Dalton EM, Krass P, Bouchelle Z, Fillmore A, Katz T, Andrade G, Camacho P, Candon M, Kane E, Doupnik SK. J. Hosp. Med. 2023; ePub(ePub): ePub.

Copyright

(Copyright © 2023, Society of Hospital Medicine, Publisher John Wiley and Sons)

DOI

10.1002/jhm.13228

PMID

37870256

Abstract

Increasingly, youth experiencing mental health crises present to acute care medical hospitals and "board" on medical units due to inpatient psychiatric bed shortages. We conducted a retrospective cohort study of children experiencing mental health boarding at a US children's hospital from October 2020 to September 2022. We examined associations between patients' characteristics and their disposition and outcomes.
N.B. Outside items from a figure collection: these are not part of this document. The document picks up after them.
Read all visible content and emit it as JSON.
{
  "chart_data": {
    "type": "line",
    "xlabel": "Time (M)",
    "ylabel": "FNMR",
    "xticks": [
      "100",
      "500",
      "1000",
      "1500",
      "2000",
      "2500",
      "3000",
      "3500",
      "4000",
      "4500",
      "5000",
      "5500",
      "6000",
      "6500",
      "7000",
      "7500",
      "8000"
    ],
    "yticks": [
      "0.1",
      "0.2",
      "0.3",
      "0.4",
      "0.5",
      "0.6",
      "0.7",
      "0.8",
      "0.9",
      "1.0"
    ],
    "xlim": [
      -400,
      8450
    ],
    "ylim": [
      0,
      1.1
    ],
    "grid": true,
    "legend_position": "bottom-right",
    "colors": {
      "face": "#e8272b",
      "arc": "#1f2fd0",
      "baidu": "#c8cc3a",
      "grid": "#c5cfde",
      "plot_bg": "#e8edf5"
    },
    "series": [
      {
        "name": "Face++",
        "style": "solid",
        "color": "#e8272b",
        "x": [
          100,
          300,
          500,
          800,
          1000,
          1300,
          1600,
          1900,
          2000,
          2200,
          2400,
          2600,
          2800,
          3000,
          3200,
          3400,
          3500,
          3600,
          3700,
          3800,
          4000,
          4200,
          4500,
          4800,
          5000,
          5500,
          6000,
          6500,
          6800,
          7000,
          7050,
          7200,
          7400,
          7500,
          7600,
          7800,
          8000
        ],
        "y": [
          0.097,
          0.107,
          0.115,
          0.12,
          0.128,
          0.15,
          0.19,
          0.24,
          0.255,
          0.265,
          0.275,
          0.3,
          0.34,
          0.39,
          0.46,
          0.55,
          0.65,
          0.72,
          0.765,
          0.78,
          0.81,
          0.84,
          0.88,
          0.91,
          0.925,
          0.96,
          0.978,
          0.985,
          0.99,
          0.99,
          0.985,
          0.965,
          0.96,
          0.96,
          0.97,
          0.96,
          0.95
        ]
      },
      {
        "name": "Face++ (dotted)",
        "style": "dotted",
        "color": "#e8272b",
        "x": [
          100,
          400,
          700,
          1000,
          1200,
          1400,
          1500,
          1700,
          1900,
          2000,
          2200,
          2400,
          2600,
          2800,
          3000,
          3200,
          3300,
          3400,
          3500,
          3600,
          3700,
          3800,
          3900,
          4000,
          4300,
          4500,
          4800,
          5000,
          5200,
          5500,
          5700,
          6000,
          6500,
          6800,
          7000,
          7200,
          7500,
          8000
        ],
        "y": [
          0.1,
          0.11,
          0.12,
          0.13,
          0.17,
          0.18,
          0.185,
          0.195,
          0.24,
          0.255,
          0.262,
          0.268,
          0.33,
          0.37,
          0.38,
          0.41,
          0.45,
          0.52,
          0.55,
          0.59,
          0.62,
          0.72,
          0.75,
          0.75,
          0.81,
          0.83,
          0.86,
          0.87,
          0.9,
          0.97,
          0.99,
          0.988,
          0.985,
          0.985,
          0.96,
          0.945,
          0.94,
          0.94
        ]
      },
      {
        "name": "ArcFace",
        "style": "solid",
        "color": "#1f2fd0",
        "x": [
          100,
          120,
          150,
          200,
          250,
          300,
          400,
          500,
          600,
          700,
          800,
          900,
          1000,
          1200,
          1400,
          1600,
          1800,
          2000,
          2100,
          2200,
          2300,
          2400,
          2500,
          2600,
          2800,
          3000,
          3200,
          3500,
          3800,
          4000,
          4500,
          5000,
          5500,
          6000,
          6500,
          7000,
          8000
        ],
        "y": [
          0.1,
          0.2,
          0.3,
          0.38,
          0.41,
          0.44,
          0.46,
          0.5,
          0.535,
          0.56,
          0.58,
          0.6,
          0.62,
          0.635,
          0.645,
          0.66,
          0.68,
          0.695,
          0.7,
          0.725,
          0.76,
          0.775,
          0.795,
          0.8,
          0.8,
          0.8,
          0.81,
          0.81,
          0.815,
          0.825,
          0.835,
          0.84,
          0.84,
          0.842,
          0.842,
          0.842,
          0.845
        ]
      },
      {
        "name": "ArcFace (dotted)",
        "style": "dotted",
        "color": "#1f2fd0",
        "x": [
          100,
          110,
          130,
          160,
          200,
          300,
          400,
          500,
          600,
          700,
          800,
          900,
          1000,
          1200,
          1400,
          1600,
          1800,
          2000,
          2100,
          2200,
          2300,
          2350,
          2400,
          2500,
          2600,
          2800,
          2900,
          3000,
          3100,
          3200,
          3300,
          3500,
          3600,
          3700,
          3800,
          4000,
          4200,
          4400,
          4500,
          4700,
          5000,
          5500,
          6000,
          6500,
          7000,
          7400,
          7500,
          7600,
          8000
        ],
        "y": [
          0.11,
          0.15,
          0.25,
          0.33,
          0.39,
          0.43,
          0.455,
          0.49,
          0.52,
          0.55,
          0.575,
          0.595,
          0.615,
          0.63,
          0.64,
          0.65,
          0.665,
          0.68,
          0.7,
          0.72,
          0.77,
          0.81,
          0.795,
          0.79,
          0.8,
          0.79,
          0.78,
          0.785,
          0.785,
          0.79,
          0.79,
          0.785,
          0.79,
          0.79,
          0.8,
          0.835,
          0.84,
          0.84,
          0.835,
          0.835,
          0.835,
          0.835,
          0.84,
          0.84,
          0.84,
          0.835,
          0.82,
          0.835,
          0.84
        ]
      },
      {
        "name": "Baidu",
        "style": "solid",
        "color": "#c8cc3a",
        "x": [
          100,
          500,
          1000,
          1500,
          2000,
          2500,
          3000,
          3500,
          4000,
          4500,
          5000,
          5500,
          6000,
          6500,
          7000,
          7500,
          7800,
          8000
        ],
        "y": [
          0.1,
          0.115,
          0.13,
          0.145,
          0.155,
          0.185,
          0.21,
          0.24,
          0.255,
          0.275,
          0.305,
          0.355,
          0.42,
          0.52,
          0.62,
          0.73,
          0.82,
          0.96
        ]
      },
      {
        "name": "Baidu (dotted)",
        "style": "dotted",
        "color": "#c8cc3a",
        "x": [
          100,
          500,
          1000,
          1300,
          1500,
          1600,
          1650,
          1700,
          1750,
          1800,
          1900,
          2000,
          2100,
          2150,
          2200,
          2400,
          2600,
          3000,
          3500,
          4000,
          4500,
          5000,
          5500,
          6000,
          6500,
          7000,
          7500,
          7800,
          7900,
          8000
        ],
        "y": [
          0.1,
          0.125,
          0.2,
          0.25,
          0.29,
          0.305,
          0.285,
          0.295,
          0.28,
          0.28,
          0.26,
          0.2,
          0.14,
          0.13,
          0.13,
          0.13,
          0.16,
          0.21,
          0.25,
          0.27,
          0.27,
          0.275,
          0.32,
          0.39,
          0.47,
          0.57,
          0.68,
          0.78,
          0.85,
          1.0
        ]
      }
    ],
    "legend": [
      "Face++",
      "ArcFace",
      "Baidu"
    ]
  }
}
Our cohort included 1891 boarding hospitalizations: 53.9% transferred to an inpatient psychiatric hospital and 46.1% discharged home. Characteristics associated with not being transferred to an inpatient psychiatric hospital included age <13 years (adjusted odds ratio [aOR] 0.6; 95% confidence interval [CI]: 0.4-0.7), disruptive or aggressive behavior (aOR 0.6; 95% CI: 0.4-0.8), psychosis (aOR 0.5; 95% CI: 0.3-0.8), COVID-19 infection (aOR 0.3; 95% CI: 0.2-0.6), or a complex chronic medical condition (aOR 0.8; 95% CI: 0.6-1.0). Our findings suggest that certain populations of children experiencing mental health boarding face disparate access to inpatient psychiatric care.